Elephant walking in the Okavango River, Botswana
© Markus Pavlowsky/Getty Image
The world’s greatest oasis?. Okavango Delta
At a glance, this might look like some ordinary swamp, but the Okavango Delta in the African nation of Botswana is a veritable miracle of nature. Unlike most river deltas, the Okavango doesn’t drain into any sea or ocean, but rather empties into the open savannah. This elephant, and just about every African animal you can name, owes its existence to this annual wetland. ‘Annual,’ because the marshland of the delta swells threefold to its full size but once a year, between March and July, when the seasonal rains from the highlands of Angola flow downhill 750 miles until they flood the arid savanna of northwest Botswana. The wildlife drawn to this life-sustaining water includes lions, leopards, cheetahs, rhinos, giraffes, zebras, hippos, wildebeests, hyenas, crocodiles, impalas, and of course elephants, the planet’s largest land animals.

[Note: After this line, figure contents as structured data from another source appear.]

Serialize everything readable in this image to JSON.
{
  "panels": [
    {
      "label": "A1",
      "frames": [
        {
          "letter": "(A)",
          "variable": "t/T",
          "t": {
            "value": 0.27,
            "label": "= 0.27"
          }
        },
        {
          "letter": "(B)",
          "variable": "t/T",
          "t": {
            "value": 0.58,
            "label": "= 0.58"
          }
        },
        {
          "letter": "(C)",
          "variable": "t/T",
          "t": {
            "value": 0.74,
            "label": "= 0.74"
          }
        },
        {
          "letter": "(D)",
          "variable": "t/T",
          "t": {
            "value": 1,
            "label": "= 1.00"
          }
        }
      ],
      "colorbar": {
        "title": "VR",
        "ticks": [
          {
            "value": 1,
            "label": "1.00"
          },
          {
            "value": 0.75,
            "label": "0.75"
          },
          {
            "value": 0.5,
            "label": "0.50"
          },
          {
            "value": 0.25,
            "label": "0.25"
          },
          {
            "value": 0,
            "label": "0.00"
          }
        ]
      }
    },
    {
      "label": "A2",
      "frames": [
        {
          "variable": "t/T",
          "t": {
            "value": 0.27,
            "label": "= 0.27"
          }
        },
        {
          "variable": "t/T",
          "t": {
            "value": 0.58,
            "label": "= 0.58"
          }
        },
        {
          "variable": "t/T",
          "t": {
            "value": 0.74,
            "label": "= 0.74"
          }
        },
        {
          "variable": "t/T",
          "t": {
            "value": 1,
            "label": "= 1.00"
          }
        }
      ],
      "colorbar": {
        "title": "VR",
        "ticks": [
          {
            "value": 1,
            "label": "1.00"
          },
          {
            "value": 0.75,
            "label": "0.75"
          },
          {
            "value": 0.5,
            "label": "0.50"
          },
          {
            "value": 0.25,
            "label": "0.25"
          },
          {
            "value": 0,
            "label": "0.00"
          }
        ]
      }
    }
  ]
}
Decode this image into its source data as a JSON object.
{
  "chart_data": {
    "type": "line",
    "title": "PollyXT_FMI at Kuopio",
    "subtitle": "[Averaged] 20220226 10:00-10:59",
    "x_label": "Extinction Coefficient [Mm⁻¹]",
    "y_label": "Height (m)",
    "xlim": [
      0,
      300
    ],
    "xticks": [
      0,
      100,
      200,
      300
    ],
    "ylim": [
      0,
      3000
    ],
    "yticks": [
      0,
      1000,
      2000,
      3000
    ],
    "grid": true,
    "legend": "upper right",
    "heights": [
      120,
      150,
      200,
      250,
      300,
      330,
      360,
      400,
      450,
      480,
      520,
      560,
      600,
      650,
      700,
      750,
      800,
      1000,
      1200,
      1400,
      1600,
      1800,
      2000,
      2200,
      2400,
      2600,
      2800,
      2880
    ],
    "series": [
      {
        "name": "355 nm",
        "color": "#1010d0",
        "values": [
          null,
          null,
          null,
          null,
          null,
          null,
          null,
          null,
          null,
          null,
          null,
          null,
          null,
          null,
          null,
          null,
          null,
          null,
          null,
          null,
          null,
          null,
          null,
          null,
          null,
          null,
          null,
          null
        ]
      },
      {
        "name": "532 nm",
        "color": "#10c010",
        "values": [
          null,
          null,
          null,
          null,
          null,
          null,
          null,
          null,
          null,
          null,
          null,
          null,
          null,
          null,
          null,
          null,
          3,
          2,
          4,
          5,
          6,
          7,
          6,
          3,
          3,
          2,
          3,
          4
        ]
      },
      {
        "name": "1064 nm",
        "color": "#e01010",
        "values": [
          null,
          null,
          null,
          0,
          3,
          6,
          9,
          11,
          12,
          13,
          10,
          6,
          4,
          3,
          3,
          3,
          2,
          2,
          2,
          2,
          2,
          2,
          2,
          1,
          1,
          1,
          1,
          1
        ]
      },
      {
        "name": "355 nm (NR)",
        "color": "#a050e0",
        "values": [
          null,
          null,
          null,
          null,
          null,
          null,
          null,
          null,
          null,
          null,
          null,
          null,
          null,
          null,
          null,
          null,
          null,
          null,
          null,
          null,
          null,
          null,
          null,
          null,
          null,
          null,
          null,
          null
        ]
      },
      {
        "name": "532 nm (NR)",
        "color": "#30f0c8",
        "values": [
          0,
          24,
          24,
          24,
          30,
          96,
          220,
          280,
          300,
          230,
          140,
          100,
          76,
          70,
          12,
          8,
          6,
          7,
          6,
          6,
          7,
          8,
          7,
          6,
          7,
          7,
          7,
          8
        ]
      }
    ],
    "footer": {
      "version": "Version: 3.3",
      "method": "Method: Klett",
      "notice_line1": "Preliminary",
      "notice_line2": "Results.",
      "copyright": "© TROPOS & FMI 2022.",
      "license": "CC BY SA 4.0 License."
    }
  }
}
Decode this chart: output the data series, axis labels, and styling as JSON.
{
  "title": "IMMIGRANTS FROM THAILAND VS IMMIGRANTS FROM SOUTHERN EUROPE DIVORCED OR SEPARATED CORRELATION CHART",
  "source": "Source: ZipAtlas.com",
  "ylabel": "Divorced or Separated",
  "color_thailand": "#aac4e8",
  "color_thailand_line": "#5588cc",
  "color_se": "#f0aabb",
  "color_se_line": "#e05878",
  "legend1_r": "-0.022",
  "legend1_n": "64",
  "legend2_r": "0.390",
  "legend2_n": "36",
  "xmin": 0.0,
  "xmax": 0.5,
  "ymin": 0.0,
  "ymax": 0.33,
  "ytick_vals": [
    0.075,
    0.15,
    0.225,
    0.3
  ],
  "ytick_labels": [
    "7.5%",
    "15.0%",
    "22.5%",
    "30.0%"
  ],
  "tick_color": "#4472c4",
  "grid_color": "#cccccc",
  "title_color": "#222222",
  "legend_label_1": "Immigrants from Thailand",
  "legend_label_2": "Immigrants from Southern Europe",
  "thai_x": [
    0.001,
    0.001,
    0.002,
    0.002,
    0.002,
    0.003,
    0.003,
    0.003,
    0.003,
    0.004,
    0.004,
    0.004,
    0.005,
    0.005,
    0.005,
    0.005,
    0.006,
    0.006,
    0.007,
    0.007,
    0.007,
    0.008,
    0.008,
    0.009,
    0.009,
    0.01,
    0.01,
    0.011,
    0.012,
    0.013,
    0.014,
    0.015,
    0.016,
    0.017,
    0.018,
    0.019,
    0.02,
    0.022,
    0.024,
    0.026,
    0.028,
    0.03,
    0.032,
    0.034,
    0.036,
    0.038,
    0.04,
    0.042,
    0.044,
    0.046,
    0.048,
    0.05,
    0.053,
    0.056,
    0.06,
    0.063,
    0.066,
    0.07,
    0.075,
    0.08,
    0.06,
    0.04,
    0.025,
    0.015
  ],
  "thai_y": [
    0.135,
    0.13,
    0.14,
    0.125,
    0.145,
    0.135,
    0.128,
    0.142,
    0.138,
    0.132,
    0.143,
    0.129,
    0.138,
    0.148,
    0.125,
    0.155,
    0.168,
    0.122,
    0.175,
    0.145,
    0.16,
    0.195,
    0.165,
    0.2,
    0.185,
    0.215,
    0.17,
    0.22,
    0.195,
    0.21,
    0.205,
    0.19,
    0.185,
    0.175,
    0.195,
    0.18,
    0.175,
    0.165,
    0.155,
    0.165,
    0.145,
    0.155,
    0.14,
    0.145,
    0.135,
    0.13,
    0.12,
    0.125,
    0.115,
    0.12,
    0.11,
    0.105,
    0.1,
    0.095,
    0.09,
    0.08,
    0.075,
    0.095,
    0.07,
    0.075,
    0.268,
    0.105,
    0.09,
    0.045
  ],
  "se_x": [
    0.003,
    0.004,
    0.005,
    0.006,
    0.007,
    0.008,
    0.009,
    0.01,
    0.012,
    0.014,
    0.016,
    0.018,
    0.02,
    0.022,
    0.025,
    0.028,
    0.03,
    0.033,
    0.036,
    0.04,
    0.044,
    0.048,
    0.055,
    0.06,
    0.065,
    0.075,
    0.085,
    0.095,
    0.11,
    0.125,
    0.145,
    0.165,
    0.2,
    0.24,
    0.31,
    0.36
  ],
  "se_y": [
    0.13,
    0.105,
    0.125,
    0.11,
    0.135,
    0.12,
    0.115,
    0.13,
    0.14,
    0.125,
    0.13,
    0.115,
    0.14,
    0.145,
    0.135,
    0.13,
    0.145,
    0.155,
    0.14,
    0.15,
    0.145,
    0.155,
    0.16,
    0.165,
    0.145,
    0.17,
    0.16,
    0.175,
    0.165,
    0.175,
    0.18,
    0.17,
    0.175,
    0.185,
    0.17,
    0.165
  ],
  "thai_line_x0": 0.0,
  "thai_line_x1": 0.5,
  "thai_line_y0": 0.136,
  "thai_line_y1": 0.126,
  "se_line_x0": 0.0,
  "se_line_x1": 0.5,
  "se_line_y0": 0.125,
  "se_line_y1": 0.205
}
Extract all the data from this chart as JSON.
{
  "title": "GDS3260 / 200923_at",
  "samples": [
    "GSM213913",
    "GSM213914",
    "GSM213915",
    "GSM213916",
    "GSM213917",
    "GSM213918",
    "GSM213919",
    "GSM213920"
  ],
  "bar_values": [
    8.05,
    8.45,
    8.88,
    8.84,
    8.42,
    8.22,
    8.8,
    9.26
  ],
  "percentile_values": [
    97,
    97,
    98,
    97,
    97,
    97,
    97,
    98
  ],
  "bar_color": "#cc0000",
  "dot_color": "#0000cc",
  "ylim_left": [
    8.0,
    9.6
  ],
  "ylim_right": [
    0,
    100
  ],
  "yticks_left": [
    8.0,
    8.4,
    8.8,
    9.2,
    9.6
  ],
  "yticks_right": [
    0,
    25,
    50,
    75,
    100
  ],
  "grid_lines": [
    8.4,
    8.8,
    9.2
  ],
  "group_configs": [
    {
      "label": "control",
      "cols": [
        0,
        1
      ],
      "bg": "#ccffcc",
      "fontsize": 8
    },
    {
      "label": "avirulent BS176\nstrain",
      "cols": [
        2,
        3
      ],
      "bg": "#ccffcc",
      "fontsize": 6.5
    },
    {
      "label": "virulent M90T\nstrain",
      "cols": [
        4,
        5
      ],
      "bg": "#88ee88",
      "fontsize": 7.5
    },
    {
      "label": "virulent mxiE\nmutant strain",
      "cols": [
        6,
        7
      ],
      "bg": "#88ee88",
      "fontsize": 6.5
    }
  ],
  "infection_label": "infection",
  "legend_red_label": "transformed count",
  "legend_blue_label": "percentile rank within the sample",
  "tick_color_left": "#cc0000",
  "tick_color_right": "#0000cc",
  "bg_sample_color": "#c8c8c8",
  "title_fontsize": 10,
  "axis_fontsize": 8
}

By far, most of the world’s elephants – more than 400,000 – live in Africa, and Botswana is the country with the largest population of African elephants. The majority are bush elephants, larger than their cousins, the African forest elephants who live in the Congo Basin. Bush elephants have concave backs and their tusks curve outward, while forest elephants have straight backs and tusks. Both are endangered by habitat loss and poaching. Their population is about a tenth of what it was at its peak in the last century.
The protected Moremi Game Reserve makes up a large portion of the delta. The rest is protected by a mosaic of other preserves called Wildlife Management Areas. In 2014, the Okavanga Delta was placed on the UNESCO World Heritage List. The amount of water that fills the delta is estimated to be 2.6 cubic miles, four to five times the volume of water contained in Lake Okeechobee in Florida. Eventually much of this water will be consumed, absorbed, and evaporated, and the delta will once again more closely resemble the savanna around it. Until the next rains come.